Int (x+ arcsin (x))/(sqrt(1-x^2))

It's not working when I put U = (x+ arcsin (x)) and dU= 1/(sqrt(1-x^2)
Is there anyway to solve it?

Thanks

[Muzza]

If u = x + arcsin(x), then du = (1 + 1/sqrt(1 - x^2))dx. Maybe that's why it "isn't working".

[Galileo]

Split the integral and remember (or look up) the derivative of arcsin(x)

[Zurtex]

As Galileo says:

\int \frac{x + \arcsin x}{\sqrt{1 + x^2}} dx = \int \frac{x}{\sqrt{1 + x^2}} dx + \int \frac{\arcsin x}{\sqrt{1 + x^2}}dx

Which makes the former integral of that quite easy, however the latter integral is of the form f(x) / f'(x) which has no standard result. Although it does have a solution it is very long and extremely complex, are you sure this is the integral you were given?

[Galileo]

As Galileo says:

\int \frac{x + \arcsin x}{\sqrt{1 + x^2}} dx = \int \frac{x}{\sqrt{1 + x^2}} dx + \int \frac{\arcsin x}{\sqrt{1 + x^2}}dx

Which makes the former integral of that quite easy, however the latter integral is of the form f(x) / f'(x) which has no standard result. Although it does have a solution it is very long and extremely complex, are you sure this is the integral you were given?
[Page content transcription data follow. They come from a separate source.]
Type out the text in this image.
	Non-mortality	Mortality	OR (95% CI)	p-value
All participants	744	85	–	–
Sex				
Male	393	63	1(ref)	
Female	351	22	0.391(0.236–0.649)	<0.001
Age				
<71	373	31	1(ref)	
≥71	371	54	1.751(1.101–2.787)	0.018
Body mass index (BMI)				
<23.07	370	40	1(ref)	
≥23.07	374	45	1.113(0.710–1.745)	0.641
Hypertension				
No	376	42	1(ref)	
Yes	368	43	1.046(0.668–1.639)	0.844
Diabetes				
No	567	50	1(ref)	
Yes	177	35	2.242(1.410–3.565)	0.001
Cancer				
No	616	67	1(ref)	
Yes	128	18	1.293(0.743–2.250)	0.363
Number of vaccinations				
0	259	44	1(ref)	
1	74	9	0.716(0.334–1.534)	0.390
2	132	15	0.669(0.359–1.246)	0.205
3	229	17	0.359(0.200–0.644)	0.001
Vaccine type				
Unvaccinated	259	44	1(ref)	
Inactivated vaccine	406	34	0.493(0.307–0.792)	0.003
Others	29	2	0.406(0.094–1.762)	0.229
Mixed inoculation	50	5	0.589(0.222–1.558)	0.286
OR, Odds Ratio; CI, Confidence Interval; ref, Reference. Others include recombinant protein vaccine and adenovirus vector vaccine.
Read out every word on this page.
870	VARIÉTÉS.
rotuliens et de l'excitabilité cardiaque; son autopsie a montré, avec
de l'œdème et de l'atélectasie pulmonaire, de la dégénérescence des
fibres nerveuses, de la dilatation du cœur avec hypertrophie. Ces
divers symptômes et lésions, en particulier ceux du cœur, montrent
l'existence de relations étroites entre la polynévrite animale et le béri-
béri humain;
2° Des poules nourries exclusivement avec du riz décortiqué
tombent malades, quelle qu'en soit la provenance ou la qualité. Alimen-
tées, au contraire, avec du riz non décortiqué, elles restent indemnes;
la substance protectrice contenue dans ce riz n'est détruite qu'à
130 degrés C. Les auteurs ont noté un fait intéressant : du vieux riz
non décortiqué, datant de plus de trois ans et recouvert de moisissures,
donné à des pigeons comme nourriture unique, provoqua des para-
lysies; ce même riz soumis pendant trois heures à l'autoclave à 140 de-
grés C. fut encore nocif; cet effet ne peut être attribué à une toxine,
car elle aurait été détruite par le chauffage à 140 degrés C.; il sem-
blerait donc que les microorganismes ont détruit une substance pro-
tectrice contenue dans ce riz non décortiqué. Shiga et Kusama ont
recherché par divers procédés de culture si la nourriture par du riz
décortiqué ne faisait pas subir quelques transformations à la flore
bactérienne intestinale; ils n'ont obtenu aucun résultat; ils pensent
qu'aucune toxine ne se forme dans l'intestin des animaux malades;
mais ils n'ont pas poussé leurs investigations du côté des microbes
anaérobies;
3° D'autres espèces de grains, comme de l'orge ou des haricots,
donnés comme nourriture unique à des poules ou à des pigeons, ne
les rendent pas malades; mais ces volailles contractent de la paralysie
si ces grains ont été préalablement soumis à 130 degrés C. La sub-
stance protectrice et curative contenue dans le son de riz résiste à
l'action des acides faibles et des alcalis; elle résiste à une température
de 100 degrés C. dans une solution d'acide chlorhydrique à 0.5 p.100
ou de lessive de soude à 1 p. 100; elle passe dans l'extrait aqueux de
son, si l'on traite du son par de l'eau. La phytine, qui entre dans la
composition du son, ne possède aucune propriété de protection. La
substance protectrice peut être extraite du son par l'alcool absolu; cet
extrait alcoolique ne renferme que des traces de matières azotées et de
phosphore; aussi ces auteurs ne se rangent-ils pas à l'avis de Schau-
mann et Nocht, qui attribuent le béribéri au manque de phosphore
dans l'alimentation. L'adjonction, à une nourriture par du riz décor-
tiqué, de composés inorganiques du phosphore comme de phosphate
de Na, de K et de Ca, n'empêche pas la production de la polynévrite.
The integrand is \frac{\arcsin x}{\sqrt{1 - x^2}}
with a minus sign, so the integrand has the form f(x)f'(x) :smile:

[Zurtex]

I'm really sorry, I don't know where my mind went, your totally right.

[cristina]

Can I do it with UV - Integra (VdU)

[Zurtex]

Can I do it with UV - Integra (VdU)
Your probably can but both the integrals are simple substiutions.

[cristina]

can you explain more pls?

[Zurtex]

Whenever you have an integral of the form:

\int gf(x) * a * f'(x) dx

Where 'a' is some constant, then if you use the substitution u = f(x) you get:

du = f'(x)dx

a \int g(u) du

You can do this quite easily with both your integrals to get fairly easy integrals.